Be explicit about output format. If you need JSON back, say so. If you need a specific structure, show an example. LLMs follow formatting instructions well when they're clear.

Give context, not just questions. "Fix this bug" is worse than "This function is supposed to debounce a search input. It's currently firing on every keystroke. Fix it." The more context, the better the output.


Keeping Conversation Context

If you're building anything conversational, you need to send the message history with each request. LLMs are stateless — they don't remember previous turns unless you include them.

type Message = { role: 'user' | 'assistant'; content: string }

async function chat(history: Message[], newMessage: string) {
  const messages = [...history, { role: 'user' as const, content: newMessage }]

  const response = await anthropic.messages.create({
    model: 'claude-sonnet-4-6',
    max_tokens: 1024,
    messages,
  })

  return response.content[0].text
}

Watch your token usage here. Long conversations get expensive fast. A common pattern is to summarize older context and drop early messages from the history once it exceeds a certain length.


Error Handling and Rate Limits

AI APIs fail. They hit rate limits, time out, return malformed output. Handle this properly from the start.

try {
  const response = await anthropic.messages.create({ ... })
  return response.content[0].text
} catch (error) {
  if (error instanceof Anthropic.RateLimitError) {
    return 'Too many requests — try again in a moment.'
  }
  if (error instanceof Anthropic.APITimeoutError) {
    return 'The request timed out. Please try again.'
  }
  throw error
}

Also: validate that response.content[0] exists and is a text block before accessing .text. The API can return other content types depending on the request.


UX Principles for AI Features

The engineering is only half the job. AI features need different UX thinking than normal CRUD operations.

Show generation progress. Streaming is one way. A subtle "thinking..." indicator while waiting for the first token is another. Users forgive latency when they know something is happening.

Make outputs editable. AI output is a starting point, not a final product. Letting users edit generated text reduces the stakes of imperfect output.

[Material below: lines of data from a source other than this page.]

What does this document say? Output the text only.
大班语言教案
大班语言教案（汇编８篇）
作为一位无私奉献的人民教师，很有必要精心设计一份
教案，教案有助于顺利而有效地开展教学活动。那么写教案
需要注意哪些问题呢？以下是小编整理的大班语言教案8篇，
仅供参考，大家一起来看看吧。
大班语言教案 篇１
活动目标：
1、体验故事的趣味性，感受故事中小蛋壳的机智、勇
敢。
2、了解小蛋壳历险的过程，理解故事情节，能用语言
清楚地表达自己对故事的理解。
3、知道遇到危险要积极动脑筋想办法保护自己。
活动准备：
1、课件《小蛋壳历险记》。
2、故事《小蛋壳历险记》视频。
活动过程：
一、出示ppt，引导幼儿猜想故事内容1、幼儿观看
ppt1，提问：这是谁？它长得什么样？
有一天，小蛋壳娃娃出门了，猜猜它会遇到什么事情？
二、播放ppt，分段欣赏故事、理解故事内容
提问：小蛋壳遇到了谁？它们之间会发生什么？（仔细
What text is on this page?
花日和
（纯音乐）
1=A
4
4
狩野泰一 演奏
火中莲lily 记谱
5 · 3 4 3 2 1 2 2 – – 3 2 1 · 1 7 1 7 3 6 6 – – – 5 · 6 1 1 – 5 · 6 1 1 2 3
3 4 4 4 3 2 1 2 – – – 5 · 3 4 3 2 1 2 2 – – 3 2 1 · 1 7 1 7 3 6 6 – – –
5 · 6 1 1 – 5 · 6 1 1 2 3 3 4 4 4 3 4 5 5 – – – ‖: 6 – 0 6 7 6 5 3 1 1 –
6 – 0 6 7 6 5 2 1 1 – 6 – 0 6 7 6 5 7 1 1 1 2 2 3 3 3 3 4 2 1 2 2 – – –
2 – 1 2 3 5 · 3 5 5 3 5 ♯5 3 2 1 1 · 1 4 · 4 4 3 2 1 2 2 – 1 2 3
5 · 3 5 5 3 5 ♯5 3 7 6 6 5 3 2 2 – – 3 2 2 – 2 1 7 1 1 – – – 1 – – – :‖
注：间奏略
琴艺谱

Be honest about uncertainty. If the model might be wrong — and it might — say so. "Here's a suggestion — double-check before using it" builds more trust than presenting AI output as fact.

Give users control. Regenerate buttons, tone sliders, length controls — small affordances that let users guide the output without re-prompting from scratch.


You Don't Need to Be an ML Engineer

The barrier to shipping AI features has never been lower. The models are accessible, the SDKs are well-documented, and the integration patterns are familiar to anyone who has worked with REST APIs.

What you do need is good engineering judgment — about prompt design, about context management, about UX. Those are frontend and full-stack skills. You already have them.

Start simple. Get something working. Then layer in streaming, context, and better prompts. That's the whole playbook.